Company Performance#

Inspire Medical Systems (INSP) delivered impressive results for the first quarter of 2026, reporting an adjusted earnings per share (EPS) of $0.10. This figure significantly exceeded the anticipated loss of $0.33, marking a positive surprise of 130.3%. Revenue also surpassed expectations, reaching $204.6 million, a 1.6% increase compared to the same period last year, largely due to enhanced market penetration.

Financial Highlights#

  • Revenue: $204.6 million, up 1.6% year-over-year
  • Adjusted EPS: $0.10, beating the forecasted loss of $0.33
  • Operating Cash Flow: $12.8 million, an improvement of $20 million from Q1 2025
  • Adjusted EBITDA Margin: 17.5%, an increase of 100 basis points

Despite these positive financial metrics, the company faced challenges related to coding and reimbursement, which they are actively working to resolve.

Market Reaction#

Following the earnings announcement, Inspire Medical's stock saw a modest increase of 0.51% in aftermarket trading, closing at $56.99. This slight rise indicates cautious optimism among investors, who are balancing the strong earnings report against the company's revised guidance and ongoing operational challenges.

Outlook & Guidance#

Inspire Medical has adjusted its full-year 2026 revenue guidance to a range of $825 million to $875 million, a decrease from earlier estimates.
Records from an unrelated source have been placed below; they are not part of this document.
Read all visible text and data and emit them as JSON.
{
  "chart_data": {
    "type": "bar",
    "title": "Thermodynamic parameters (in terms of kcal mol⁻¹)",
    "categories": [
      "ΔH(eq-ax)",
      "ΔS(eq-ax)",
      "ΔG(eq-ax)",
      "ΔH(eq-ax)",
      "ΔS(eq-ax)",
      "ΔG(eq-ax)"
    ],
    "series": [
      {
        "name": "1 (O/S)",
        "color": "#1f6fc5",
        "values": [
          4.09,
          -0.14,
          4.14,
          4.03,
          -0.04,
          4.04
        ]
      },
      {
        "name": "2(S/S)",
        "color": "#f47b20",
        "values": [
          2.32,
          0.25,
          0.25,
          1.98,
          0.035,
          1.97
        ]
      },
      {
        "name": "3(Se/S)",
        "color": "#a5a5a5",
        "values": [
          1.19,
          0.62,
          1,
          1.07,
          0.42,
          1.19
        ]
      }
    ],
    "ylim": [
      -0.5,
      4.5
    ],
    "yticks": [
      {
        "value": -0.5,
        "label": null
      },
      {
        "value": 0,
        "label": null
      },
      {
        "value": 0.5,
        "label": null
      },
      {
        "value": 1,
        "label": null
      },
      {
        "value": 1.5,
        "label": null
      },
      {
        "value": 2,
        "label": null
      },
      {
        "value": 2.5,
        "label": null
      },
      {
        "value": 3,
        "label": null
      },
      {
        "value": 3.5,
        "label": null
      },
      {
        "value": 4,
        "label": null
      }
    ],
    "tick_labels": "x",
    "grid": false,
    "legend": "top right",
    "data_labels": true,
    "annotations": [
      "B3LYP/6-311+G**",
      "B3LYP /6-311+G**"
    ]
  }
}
The company anticipates a revenue decline of 9%-11% in Q2 2026 due to uncertainties surrounding coding and reimbursement, as well as the impact of the WISeR program. However, they expect improvements in the latter half of the year.

Executive Commentary#

CEO Tim Herbert emphasized the company's ability to drive growth despite external challenges, stating, "Our Q1 results reflect our ability to drive growth through market penetration." CFO Rick Buchholz highlighted the company's strong cash position and lack of debt, which allows for investments in strategic initiatives aimed at improving operational efficiency.

Risks and Challenges#

Inspire Medical faces significant risks related to coding and reimbursement uncertainties, which could impact future revenue. The company is committed to addressing these challenges as part of their long-term growth strategy.